According to this statement on their site, H&M wants their employees to invest in the company by buying H&M clothes. But what values are they actually buying into?
The Newly Awakened: “Is the woman who made this treated well?”
Tiffany, 27, Millennial Tech Worker
Fashion made affordable. Fashion made simple. Fashion made fast. I sat down with Tiffany, a millennial in the tech industry to discover her thoughts on what fast fashion is and what she thinks is behind the curtains of clothes.
For some millennials it’s about fashion being affordable and accessible. They pride themselves in hardly spending a thing. H&M, Banana Republic and Forever 21 are tokens of affordable and stress-free. Your average millennial woman, when complimented on her dress, will nod and say with secretive success, “it’s from H&M!” These brands have enabled us in an insecure job market to refresh our image and afford that end-of-year vacation.
For others like Tiffany, it’s all about prioritizing a life of meaning and happiness over material things. “Fashion has always not been a huge part of my life,” Tiffany said. As a result she’s always gone the fast fashion route because she’s saving for meaningful experiences. “I shop if I need a specific item, like maybe I’ve ripped a hole in my jeans or I’ve recently donated a bunch of clothing. Also if I feel like I need retail therapy.”
And within her favorite fast fashion stores, she cycles through items quickly so she never feels like she needs to pay full price. “I always go to the sales section first.”
When I asked her if she had ever thought about the woman who makes her clothes, she paused and had more questions than answers. “Is she treated well? Does she have opportunities to do other things or was this the only job she had access to? Does she make enough money to at least support herself? What challenges does she have in her life? Does she have access to essentials like food, water and shelter?”

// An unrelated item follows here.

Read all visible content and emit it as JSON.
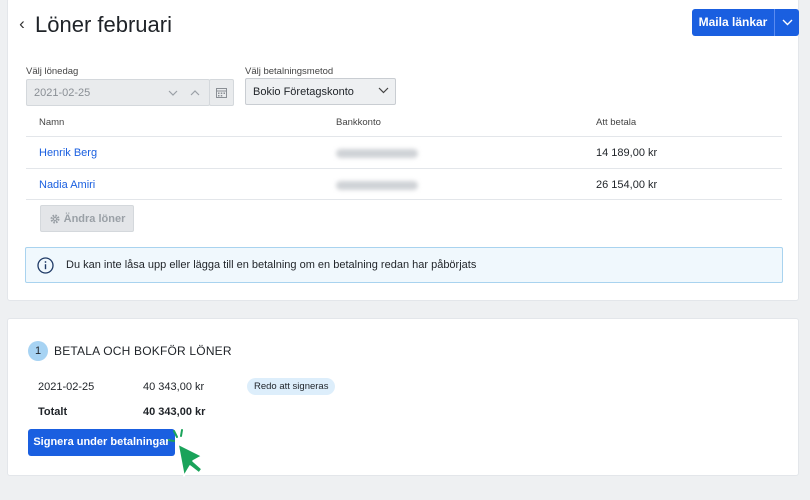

Answers start with questions.
The Convert: “…I used to be a shopaholic.”
Chanel, 23, Wardrobe Stylist and Slow Fashion Advocate
I sat down with Chanel, a 23-year-old Wardrobe Stylist based out of San Francisco who is a Slow Fashion advocate. She wasn’t always this way. “In high school I used to be a shopaholic. I studied fashion in college. But then I couldn’t really commit to being part of the fashion industry because it doesn’t do anything for anyone.”
“I think my awakening came in part when talking to my mother, a Chinese immigrant. We have strong ties to people working in Chinese garment factories. To my mother and to these makers, these jobs are opportunities where otherwise there are none.

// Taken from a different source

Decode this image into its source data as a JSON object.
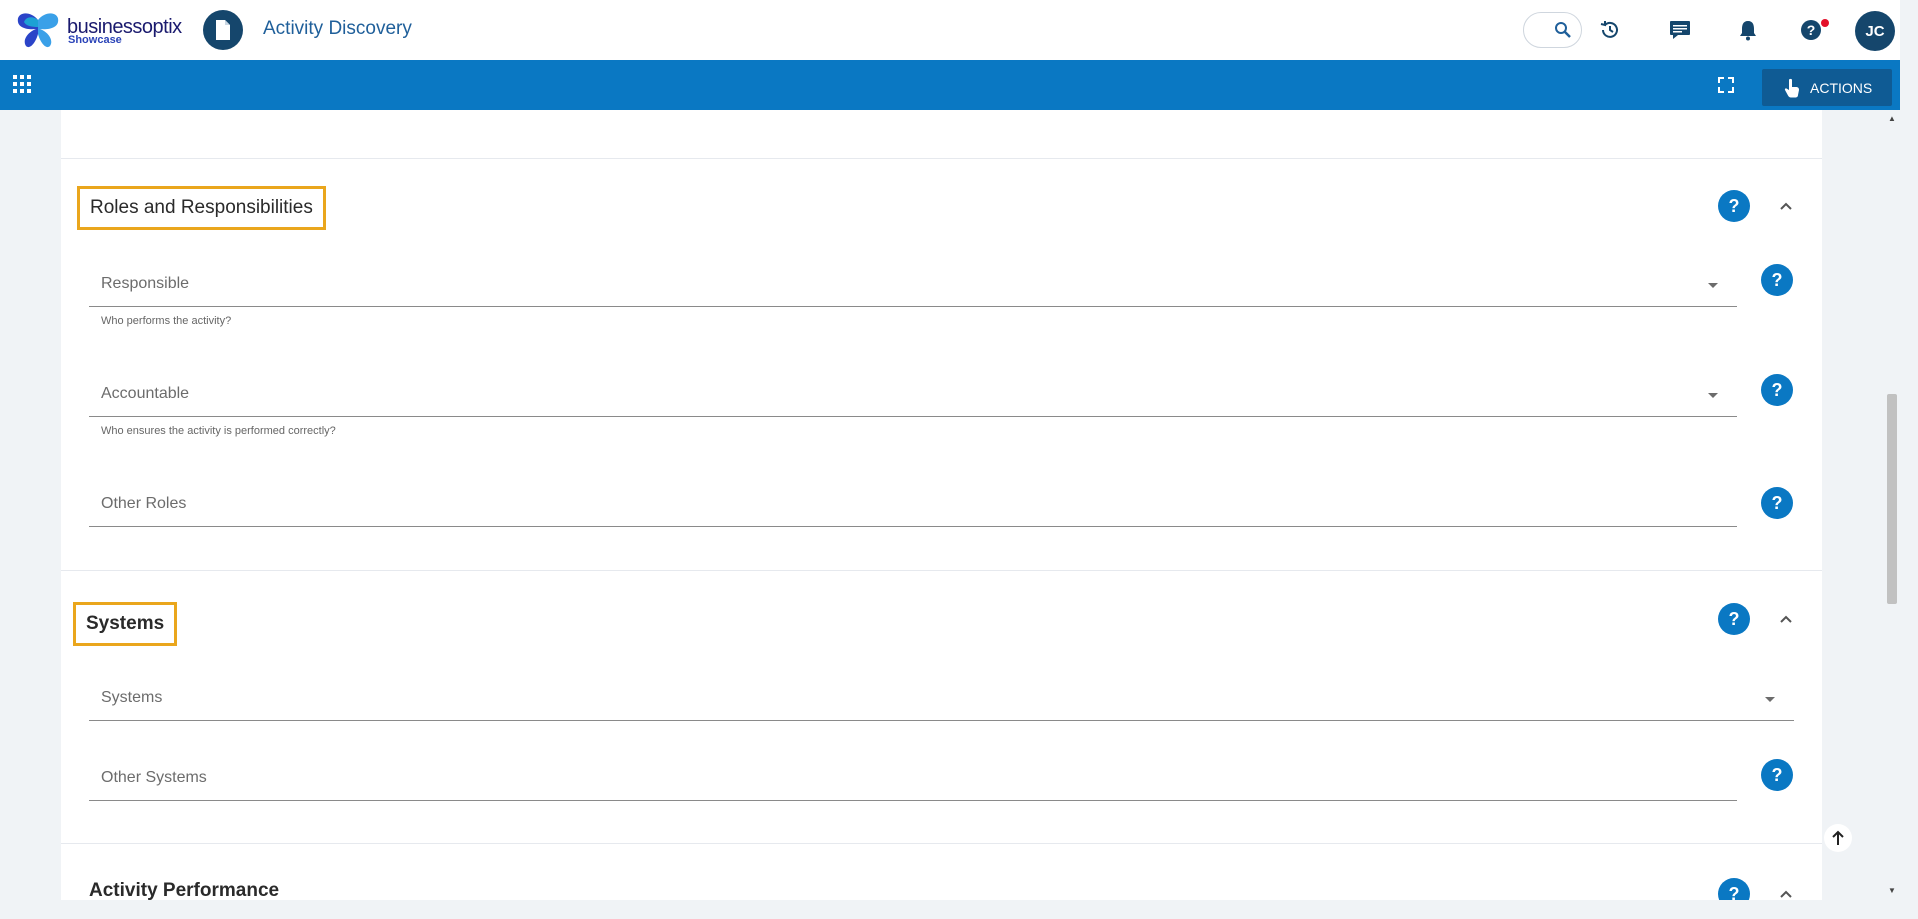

Instead of abandoning fashion I started looking for alternatives. I interned with BP Studio, a sustainable brand in Florence, Italy, where the factory was in the very building the designs were made. I met makers and realized there was more to fashion than materialism. I am now working inside the system to help change it. These jobs can be true opportunities if we as shoppers and the business side of this industry committed to it. If I met a maker today, I would say thank you.”
What we wear is one of the most common decisions we make every day. The next time you dress, will you feel apathy, have questions or feel a connection to her — the invisible woman who made that for you?
If we ask more about the maker, we can change her life.